Media release

Investing in European projects: Council and Parliament agree rules on European fund for strategic investments

Photo: EU2015.LV
28 May 2015

Latvian Presidency and the European Parliament on 28 May 2015 after lengthy discussions over 12,5 hours, turning to be the longest trialogue in the ECOFIN history, reached a provisional agreement on a regulation on a European fund for strategic investments (EFSI) aimed at stimulating the economy.

The agreement still has to be confirmed by the Council once the full text of the regulation is finalised at technical level. The regulation will then be submitted to the European Parliament for a vote at first reading, and to the Council for final adoption.

“Today's positive outcome will enable us to finalise an overall agreement in June and will pave the way for new investments to begin this summer," said Jānis Reirs, Minister for Finance of Latvia and President of the Council. 

The agreement was reached during a trilogue meeting in Brussels. Presidency and Parliament met in eight trilogues since 23 April 2015, having agreed their respective negotiating stances in March and April.

A broad range of projects

The EFSI will be established within the European Investment Bank by an agreement between the Commission and the EIB. For an initial investment period of three years, the fund will support projects in a broad range of areas, including transport, energy and broadband infrastructure, education, health, research and risk finance for SMEs. It will target socially and economically viable projects without any sectoral or regional pre-allocation, in particular to address market failures. The EFSI will complement and be additional to ongoing EU programmes and traditional EIB activities.

Lifetime of the fund

Before the end of the initial investment period, the Commission will submit an independent evaluation which will assess whether the EFSI has achieved the objectives of the regulation. Based on the conclusions of its report, the Commission will, as appropriate, present a proposal to either set a new investment period or terminate the EFSI.

Funding

The fund will be built on €16 billion in guarantees from the EU budget and €5 billion from the EIB. To facilitate the payment of potential guarantee calls, a guarantee fund will be established so as to gradually reach €8 billion (i.e. 50% of total EU guarantee obligations) by 2020.

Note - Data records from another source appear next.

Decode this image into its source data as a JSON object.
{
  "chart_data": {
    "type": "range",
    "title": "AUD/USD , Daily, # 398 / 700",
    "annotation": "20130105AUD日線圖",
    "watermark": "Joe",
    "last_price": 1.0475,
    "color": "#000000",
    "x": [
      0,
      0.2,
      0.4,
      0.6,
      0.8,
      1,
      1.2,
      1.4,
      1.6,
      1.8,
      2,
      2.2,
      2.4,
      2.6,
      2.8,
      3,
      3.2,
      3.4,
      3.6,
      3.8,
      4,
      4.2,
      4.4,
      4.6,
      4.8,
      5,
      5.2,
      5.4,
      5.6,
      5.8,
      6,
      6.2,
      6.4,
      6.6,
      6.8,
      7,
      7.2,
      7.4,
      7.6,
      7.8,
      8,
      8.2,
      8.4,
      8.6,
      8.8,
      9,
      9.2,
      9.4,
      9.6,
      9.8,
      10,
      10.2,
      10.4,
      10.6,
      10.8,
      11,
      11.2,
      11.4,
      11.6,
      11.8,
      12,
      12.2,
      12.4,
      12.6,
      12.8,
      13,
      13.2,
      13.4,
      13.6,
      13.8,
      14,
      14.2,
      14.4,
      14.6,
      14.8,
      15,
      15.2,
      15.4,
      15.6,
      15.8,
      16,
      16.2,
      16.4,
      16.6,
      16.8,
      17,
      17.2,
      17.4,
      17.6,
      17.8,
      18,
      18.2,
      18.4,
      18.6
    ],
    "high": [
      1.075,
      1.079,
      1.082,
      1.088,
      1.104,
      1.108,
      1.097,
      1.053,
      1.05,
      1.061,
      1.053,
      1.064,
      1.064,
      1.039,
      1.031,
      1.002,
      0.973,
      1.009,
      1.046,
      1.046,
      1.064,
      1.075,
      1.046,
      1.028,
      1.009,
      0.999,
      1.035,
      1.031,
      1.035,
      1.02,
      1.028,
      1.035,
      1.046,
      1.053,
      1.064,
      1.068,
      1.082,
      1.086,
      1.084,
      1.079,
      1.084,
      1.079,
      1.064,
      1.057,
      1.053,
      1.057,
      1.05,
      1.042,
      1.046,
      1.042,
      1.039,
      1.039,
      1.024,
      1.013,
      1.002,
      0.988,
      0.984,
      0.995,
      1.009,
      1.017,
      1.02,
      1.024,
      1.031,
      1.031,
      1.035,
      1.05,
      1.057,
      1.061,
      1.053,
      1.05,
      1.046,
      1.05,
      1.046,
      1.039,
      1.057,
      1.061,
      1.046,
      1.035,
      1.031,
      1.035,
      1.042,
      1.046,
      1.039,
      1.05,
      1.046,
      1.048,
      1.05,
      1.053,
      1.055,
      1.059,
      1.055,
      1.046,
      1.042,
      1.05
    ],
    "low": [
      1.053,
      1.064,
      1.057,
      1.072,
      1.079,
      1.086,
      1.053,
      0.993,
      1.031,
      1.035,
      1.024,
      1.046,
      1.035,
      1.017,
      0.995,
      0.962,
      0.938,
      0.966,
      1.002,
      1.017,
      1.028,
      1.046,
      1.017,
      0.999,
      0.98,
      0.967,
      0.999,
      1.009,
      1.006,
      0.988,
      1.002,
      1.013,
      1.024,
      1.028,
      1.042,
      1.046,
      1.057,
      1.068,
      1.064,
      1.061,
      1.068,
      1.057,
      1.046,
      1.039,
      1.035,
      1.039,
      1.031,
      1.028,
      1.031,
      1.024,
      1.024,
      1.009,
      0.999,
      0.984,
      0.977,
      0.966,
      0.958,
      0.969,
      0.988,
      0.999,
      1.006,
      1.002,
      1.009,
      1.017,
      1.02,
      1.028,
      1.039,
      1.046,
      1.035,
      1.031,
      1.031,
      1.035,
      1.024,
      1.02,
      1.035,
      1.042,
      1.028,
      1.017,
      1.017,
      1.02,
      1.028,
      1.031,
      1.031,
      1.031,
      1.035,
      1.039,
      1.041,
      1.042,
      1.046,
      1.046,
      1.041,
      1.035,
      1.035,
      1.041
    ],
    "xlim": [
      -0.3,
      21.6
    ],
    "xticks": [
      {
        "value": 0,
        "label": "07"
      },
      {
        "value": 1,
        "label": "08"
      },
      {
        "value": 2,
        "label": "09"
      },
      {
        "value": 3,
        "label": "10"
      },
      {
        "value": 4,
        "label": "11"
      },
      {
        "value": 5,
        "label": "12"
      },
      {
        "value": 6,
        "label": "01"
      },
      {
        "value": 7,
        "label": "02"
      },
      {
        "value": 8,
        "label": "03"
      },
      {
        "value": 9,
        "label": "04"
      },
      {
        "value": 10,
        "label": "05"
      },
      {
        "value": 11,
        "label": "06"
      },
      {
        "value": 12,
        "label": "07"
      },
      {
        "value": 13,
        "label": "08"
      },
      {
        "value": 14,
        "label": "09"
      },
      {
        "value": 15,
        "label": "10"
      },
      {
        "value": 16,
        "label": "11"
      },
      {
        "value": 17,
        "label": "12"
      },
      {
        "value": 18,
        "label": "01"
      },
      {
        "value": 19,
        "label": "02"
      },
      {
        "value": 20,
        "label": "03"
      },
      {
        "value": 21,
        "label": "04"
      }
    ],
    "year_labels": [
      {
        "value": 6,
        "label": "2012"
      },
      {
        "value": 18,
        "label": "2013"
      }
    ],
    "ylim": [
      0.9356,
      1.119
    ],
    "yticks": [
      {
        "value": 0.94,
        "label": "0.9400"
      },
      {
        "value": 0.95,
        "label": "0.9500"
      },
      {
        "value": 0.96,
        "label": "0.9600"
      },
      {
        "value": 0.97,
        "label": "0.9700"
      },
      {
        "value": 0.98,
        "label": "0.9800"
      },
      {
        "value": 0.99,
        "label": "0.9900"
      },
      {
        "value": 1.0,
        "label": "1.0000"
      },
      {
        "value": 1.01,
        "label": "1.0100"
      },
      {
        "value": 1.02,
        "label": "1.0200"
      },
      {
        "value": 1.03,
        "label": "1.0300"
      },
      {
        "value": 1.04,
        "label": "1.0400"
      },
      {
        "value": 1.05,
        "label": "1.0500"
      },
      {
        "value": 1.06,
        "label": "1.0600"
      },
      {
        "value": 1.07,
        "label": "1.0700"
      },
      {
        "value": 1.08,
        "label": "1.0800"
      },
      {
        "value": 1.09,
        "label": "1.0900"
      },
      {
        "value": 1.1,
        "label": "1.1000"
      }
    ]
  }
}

EU funding will come from redeploying grants from the Connecting Europe facility (transport, energy and digital networks) and the Horizon 2020 programme (research and innovation), as well as unused margins in the EU's annual budget. However the Council presidency and the European Parliament agreed to increase the share of financing coming from unused margins, in comparison with what the Commission proposed, in order toreduce contributions from Horizon 2020 and Connecting Europe facility (CEF).

The agreement reached on funding is as follows:

  • Redeployment will amount to €5bn, of which €2.8bn from CEF and €2.2bn from Horizon 2020;
  • Funding from unused margins will amount to €3bn over the period 2016-2020. The source of this financing includes €543 million and €457 million specifically earmarked from the global margin for commitments for the 2014 and 2015 budgets respectively.
  • Extension of payments until 2023 to provision the EFSI guarantee fund.

Furthermore, it was agreed that €500 million of CEF-transport financial instruments will be redeployed for CEF-transport grants.

The EFSI will have an enhanced risk-bearing capacity. By taking on part of the risk of new projects through a first-loss liability, the fund will enable private investors to participate under more favourable conditions. Thereby the EFSI is estimated to reach an overall multiplier effect of 1:15 in real investment. Such leverage will eventually allow more than €300bn of additional investment to be mobilised during the three-year investment period.

Governance of the fund

The EFSI would have a two-tier governance structure:

  • A steering board will set the overall strategy, investment policy and risk profile of the fund. To ensure an impartial steering board and avoid political influence over the selection of projects, the board members will come from the Commission and the EIB only. Their numbers will reflect the institutions' size of contributions in the form of cash or guarantees. The steering board will take decisions by consensus. It will regularly consult stakeholders.
  • An independent investment committee will select projects to receive EFSI support. Accountable to the steering board, it will consist of eight independent experts and a managing director. The managing director will be responsible for the day-to-day management of the EFSI and the preparation and chairing of meetings of the investment committee. The committee will take decisions by simple majority. Any project supported by the EFSI will require approval by the EIB.

Contributions to the fund

Member States can contribute to the EFSI in guarantees or cash, while third parties can contribute in cash. However, contributions will not entail any influence over the fund's governance.

Third parties, including Member States' national promotional banks, will be able to co-finance projects together with the EFSI, either on a project-by-project basis or through investment platforms. 

Identifying new projects

The regulation will also set up a "European investment advisory hub" to provide advisory support for the identification, preparation and development of projects across the EU. It will further establish a "European investment project portal" to improve investors' knowledge of existing and future projects.